The self-centered, "me first" attitude the Times associates with professional sports may work in solitary endeavors such as boxing, tennis, or golf, but it sure doesn't work in team sports.  The most brilliant quarterback can't win unless his linemen give him time to throw and his receivers catch the ball.  As Gisele Bundchen, wife of Patriots quarterback Tom Brady pointed out, her husband can't "f***ing throw the ball and catch the ball at the same time."  Neither can Mr. Tebow or Mr. Lin - they depend on their teammates for success.

Most books on leadership counsel leaders to cultivate their followers, encourage them, bring them along, share credit, and be lavish with encouragement and praise.  That's exactly what the Times disparages as "the last shall be first; it’s not about you."

Teamwork in the Obama Administration

What has this to do with the Obama Administration?  Mr. Obama has never held a job where he was directly accountable for anything.  Consider how he addressed the nation after our intelligence services tracked down Mr. Bin Laden and the seals killed him:

And so shortly after taking office, I directed Leon Panetta, the director of the CIA, to make the killing or capture of bin Laden the top priority of our war against al Qaeda, even as we continued our broader efforts to disrupt, dismantle, and defeat his network.

Then, last August, after years of painstaking work by our intelligence community, I was briefed on a possible lead to bin Laden.  It was far from certain, and it took many months to run this thread to ground.  I met repeatedly with my national security team as we developed more information about the possibility that we had located bin Laden hiding within a compound deep inside of Pakistan.  And finally, last week, I determined that we had enough intelligence to take action, and authorized an operation to get Osama bin Laden and bring him to justice.

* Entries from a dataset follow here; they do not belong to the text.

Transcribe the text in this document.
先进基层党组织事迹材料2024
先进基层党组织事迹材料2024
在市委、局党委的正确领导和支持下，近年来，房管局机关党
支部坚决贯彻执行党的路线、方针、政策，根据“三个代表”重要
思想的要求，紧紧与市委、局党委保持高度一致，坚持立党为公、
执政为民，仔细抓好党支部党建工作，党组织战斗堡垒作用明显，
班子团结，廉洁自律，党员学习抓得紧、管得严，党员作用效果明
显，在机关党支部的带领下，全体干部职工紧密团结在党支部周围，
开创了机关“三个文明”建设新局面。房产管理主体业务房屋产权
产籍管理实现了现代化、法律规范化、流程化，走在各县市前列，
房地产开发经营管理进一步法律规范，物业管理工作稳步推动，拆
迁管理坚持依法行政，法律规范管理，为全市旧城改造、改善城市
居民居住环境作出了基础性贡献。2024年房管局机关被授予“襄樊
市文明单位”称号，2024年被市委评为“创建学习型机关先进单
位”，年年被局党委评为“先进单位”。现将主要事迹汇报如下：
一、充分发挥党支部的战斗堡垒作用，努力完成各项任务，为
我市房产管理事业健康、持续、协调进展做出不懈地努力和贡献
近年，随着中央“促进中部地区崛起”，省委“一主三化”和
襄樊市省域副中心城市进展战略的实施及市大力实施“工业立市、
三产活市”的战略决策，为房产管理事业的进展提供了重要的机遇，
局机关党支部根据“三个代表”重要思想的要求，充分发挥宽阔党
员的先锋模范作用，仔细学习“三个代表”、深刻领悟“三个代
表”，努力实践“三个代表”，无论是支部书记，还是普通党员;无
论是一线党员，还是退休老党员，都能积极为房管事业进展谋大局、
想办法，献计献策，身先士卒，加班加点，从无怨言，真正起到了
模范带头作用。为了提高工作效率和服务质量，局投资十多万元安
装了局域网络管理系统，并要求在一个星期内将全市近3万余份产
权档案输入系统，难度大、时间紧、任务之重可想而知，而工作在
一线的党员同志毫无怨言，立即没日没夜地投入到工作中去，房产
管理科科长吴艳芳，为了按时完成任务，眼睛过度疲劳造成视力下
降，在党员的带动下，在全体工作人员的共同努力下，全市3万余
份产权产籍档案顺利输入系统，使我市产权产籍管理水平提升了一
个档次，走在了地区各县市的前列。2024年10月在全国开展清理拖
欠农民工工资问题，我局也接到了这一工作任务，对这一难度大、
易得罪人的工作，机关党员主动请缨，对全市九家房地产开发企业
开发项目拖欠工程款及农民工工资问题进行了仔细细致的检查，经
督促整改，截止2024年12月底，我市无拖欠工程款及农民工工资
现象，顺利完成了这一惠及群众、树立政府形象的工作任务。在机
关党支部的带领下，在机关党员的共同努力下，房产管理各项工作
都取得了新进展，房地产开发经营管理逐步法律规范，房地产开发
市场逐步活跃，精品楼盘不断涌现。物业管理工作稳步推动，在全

Today, at my direction, the United States launched a targeted operation against that compound in Abbottabad, Pakistan.  A small team of Americans carried out the operation with extraordinary courage and capability.

Note the extensive use of the vertical pronoun.  Mr. Obama seems to have confused commanding with leading; he was clearly taking most if not all of the credit for an action in which he did nothing more than flap his jaws.

Forbes pointed out that if you make your associates look good, they'll follow you anywhere.  Mr. Reagan told Americans that we were a great nation and that we'd fix our problems.  His cheering us on made it so.

Mr. Obama, in contrast, keeps telling all other nations how bad we've been and telling us that the pain will go on for a long time.  He's telling us that he can't fix the economy.

Of course he can't!  Nobody can fix our economy, no administration can fix our economy any more than Tom Brady can throw and catch at the same time.  Building our economy was a team effort with the government mostly getting out of the way and cheering.

Getting out of the way is known to work, by the way.

Stimulus?  Who needs that?  Just get out of the way!

Until Deng Xiaoping decided to let Chinese "animal spirits" loose, the Chinese economy was moribund.  The graph shows what happened when the government got out of the way.

Did the Chinese government make the Chinese economy explode?  No, individual Chinese entrepreneurs and businessmen did it once the dead hand of government was lifted.

Do Mr. Lin or Mr. Tebow win games all by themselves?  No, their encouragement spurs their teammates to play above themselves and they win games together.

Our businessmen could use a little more encouragement and a lot less griping from the Obama Administration.  Mr. Obama may play at basketball, but he sure doesn't understand teamwork.